Senate debates

Tuesday, 7 November 2006

Questions without Notice: Take Note of Answers


3:05 pm

Photo of Ross LightfootRoss Lightfoot (WA, Liberal Party) Share this | Hansard source

I am limited in what I believe I can say here this afternoon with respect to the AWB because of the ongoing Cole inquiry or at least the fact that the Cole inquiry determinations have yet to reach this parliament. But what I want to do is rebut some of those things that Senator Ludwig said or inferred. I have seen no evidence—and I have followed the AWB inquiry assiduously over the months that it has been running—that the Howard government is involved. I have seen no evidence that ministers of the Howard government are involved in these allegations. And I remind Senator Ludwig, and perhaps the Senate as well, that there are times when one feels like saying something about the perception or the actuality of rorts that happen from time to time—and in which governments are sometimes involved—but this is not that occasion.

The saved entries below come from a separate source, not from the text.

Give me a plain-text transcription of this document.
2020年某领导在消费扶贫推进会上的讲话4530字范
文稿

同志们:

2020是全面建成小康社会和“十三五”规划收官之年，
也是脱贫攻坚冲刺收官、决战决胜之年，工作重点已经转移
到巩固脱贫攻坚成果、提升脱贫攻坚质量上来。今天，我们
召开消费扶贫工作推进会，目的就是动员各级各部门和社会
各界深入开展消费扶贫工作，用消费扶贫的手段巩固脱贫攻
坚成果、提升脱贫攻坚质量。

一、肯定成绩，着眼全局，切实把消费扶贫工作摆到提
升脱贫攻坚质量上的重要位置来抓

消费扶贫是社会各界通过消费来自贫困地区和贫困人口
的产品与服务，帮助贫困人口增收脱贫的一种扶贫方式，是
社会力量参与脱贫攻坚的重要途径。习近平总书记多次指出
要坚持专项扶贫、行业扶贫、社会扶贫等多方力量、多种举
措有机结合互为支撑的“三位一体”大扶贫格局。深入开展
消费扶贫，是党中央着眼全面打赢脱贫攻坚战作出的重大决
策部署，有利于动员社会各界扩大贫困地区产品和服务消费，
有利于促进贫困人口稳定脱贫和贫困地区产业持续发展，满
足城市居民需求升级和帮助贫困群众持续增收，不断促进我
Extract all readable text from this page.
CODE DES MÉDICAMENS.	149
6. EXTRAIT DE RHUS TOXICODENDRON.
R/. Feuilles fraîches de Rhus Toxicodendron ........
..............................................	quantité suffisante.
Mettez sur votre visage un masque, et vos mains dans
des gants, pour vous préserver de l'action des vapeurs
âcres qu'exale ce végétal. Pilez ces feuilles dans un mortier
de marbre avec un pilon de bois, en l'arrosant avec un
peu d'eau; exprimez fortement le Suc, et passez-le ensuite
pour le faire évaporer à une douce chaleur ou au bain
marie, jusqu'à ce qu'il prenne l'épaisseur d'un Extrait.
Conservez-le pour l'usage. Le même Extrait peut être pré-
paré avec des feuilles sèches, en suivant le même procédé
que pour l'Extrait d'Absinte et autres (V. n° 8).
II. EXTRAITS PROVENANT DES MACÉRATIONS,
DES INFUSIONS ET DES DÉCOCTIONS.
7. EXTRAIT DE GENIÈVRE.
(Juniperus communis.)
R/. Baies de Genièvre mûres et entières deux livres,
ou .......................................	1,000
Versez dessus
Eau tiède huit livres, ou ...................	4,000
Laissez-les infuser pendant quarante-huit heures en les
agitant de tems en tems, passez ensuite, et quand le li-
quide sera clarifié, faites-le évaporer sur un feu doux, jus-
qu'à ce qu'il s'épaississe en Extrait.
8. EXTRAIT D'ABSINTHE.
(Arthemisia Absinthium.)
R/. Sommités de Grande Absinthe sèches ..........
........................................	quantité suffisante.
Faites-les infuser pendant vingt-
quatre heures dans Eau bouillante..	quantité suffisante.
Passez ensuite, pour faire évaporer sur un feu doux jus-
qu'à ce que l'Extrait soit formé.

I think the occasion should arise when we can continue to criticise the AWB and those things that happened. I am one of the critics of the AWB, even on the allegations that they have undertaken serious rorts in the Middle East. But I have held my tongue over the past few months and have said practically nothing about it. What I do know is this: there is undoubtedly wide concern about serious money, hundreds of millions of dollars, that was without doubt paid by way of devious means to Saddam Hussein’s regime in Iraq.

Having been to Iraq on several occasions, I know how some of these things work in the Middle East. I am sure other senators here are aware of how one does business in the Middle East. Generally speaking, you do not do business in the Middle East in the way that you do it in the Western world. There are times when—and this in no way an excuse for what AWB has done or is accused of doing—if you want to deal in the Middle East, you conform to that tradition of doing deals the way they have done there for generations. I am not saying that that is acceptable. You can read into that what you like.

What I do know is this: in February 2006 the Minister for Justice and Customs, Senator Ellison, referred material relating to possible breaches of Australian law by certain Australian companies to the Australian Federal Police to investigate. We know that. The referral was made following the matters being raised by the Secretary of the Department of Foreign Affairs and Trade. They are both government arms. This was done in accordance with the guidelines that have been handed down and properly followed for the handling of such referrals. The referral was made to ensure full investigation of material concerning compliance issues which came to the attention of DFAT in the context of the Volcker report—that is, the American report—and the Cole inquiry. This material covered matters not covered by the Volcker or the Cole reports.

As a result of its inquiry, the AFP identified seven companies for investigation. These investigations relate to possible breaches of customs regulations and they are ongoing. A breach of those regulations could attract criminal penalties. While I am aware of speculation regarding the investigation, it is not appropriate for me to state today what I believe. I believe there is some concern otherwise these inquiries would not have been launched by the government. The inquiries were not launched by the opposition. The opposition did not approach the AFP; the government approached the AFP, through the proper channels. This is the proper course to take. Is anyone on the other side suggesting that the government has not followed the correct procedures?